Table Mark-up

Can anyone help me with some questions I have about tables? I am referring to
the information found at the following link:
http://www.w3.org/WAI/GL/WD-WAI-PAGEAUTH-19990104/wai-pageauth-tech.html#tec
h-table-layout

The guidelines indicate that a table with proper mark up (that is, has
summary,
caption, header attribute, and id attribute) may do the following:

"A speech synthesizer might render this tables as follows:
  Caption: Cups of coffee consumed by each senator
  Summary: This table charts the number of cups of coffee
           consumed by each senator, the type of coffee
          (decaf or regular), and whether taken with sugar.
  Name: T. Sexton, Cups: 10, Type: Espresso, Sugar: No
  Name: J. Dinnen, Cups: 5, Type: Decaf, Sugar: Yes"
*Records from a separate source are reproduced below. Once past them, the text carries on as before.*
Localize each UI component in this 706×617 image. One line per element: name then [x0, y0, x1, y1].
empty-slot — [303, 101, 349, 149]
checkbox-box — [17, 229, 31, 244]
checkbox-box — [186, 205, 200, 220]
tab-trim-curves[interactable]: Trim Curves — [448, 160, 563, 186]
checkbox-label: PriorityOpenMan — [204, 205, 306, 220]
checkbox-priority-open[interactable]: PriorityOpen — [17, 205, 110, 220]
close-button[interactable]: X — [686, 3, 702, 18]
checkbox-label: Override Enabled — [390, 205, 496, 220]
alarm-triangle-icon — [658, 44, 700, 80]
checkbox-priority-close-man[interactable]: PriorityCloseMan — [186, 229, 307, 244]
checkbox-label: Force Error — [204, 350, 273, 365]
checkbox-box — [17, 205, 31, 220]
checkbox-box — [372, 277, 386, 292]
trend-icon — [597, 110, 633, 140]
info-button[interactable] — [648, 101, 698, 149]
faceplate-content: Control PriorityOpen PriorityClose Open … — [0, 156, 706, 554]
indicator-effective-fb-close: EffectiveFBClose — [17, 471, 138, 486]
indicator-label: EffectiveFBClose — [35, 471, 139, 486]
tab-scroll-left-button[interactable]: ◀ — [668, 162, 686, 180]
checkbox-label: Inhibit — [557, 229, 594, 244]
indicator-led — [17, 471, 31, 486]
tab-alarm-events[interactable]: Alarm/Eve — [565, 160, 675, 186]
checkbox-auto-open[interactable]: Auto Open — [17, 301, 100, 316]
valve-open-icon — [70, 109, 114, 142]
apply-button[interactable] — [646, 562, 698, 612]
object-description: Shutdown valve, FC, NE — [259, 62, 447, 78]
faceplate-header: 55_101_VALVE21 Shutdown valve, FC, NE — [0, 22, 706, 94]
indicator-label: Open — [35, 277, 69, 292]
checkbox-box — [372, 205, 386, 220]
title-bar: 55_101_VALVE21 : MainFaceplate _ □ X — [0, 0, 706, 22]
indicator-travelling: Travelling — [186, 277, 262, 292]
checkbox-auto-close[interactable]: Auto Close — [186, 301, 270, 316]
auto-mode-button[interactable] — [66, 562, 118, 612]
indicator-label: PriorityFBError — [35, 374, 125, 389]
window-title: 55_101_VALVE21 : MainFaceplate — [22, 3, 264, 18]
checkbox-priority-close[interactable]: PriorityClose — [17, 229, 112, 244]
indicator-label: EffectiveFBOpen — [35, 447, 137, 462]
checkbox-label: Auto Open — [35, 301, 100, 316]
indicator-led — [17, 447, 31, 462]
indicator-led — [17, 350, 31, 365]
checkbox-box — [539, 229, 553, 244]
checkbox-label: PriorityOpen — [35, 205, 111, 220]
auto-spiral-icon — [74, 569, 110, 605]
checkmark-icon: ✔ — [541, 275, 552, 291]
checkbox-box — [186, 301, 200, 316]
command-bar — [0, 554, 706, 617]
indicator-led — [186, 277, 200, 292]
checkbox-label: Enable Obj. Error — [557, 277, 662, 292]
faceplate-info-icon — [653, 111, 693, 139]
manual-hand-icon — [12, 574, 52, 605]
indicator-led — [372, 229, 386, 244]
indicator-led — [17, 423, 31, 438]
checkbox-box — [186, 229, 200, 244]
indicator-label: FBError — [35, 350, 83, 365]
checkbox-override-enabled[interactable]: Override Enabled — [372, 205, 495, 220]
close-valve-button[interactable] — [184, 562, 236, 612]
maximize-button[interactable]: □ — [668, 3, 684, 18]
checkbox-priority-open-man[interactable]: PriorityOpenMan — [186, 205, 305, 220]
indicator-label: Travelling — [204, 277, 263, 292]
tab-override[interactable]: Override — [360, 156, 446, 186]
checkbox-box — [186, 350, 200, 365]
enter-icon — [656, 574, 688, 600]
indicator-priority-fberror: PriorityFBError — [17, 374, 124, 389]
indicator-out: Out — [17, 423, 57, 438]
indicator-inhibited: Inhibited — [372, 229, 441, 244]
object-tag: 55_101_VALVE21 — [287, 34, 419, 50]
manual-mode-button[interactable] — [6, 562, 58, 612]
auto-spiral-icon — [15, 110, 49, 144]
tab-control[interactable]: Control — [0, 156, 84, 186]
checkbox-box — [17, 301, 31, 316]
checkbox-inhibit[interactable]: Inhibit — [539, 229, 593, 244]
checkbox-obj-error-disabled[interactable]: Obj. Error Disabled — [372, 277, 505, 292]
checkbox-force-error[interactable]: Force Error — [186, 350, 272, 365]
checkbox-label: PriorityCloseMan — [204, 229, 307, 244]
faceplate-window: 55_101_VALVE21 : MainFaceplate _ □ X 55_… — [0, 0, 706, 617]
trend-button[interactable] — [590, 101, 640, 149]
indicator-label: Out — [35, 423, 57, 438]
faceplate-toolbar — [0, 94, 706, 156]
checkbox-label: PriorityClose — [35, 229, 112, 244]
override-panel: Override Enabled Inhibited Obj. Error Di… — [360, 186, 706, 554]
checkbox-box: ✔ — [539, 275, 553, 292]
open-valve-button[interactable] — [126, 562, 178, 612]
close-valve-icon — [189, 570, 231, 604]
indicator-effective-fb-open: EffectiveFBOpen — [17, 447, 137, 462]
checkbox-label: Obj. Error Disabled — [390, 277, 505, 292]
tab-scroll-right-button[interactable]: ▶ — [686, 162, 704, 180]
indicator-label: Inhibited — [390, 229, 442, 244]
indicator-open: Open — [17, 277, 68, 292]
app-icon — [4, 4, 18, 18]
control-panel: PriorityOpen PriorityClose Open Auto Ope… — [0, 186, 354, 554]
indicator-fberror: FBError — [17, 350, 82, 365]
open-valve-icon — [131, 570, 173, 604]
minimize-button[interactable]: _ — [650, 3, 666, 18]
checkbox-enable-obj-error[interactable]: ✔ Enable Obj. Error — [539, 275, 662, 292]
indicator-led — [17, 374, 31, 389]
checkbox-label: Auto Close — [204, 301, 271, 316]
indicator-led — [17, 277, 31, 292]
However, none of the screen readers that we have encountered reads the sample
table as such. Here at the Iowa Dept. for the Blind we regularly work with the
following screen readers: JAWS For Windows (JFW), Window-Eyes, Window-Bridge,
WinVision, and Hal. We also use both Netscape and Internet Explorer. JFW with
Internet Explorer 4.01 will render this sample table as follows when using the
re-formatting command (Insert-F5).

Cups of coffee consumed by each senator
Name: 
Cups:
Type:
Sugar:
T. Sexton
10
Espresso
No
J. Dinnen
5
Decaf
Yes

*Note: I created a table without using the header and id attributes and
achieved the same results.

Does anyone know of a screen reader / browser combo that reads the sample
table
as indicated in the guidelines?

Are there additional reasons for using caption, summary, header and id in
table
mark-up other than to ensure tables are appropriately translated into linear
sequences, which only JFW/IE 4.01 does with limited success? 

Thanks in advance for your response!

Shan Sasser
Iowa Dept. for the Blind
www.blind.state.ia.us/assist

P.S. The guidelines for table mark-up lists the following as a priority 1.

"If a table is used for layout, do not use any structural markup for the
purpose
of visual formatting. Should this be Pri 1? For example, in HTML do not use
the
table header (TH) element to cause the contents of a cell to be displayed
centered and in bold. Other attributes of a table, such as a caption
describing
the layout purpose and content of columns is valuable, particularly if some
cells become navbars, frames, images, imagemaps, or lists of links."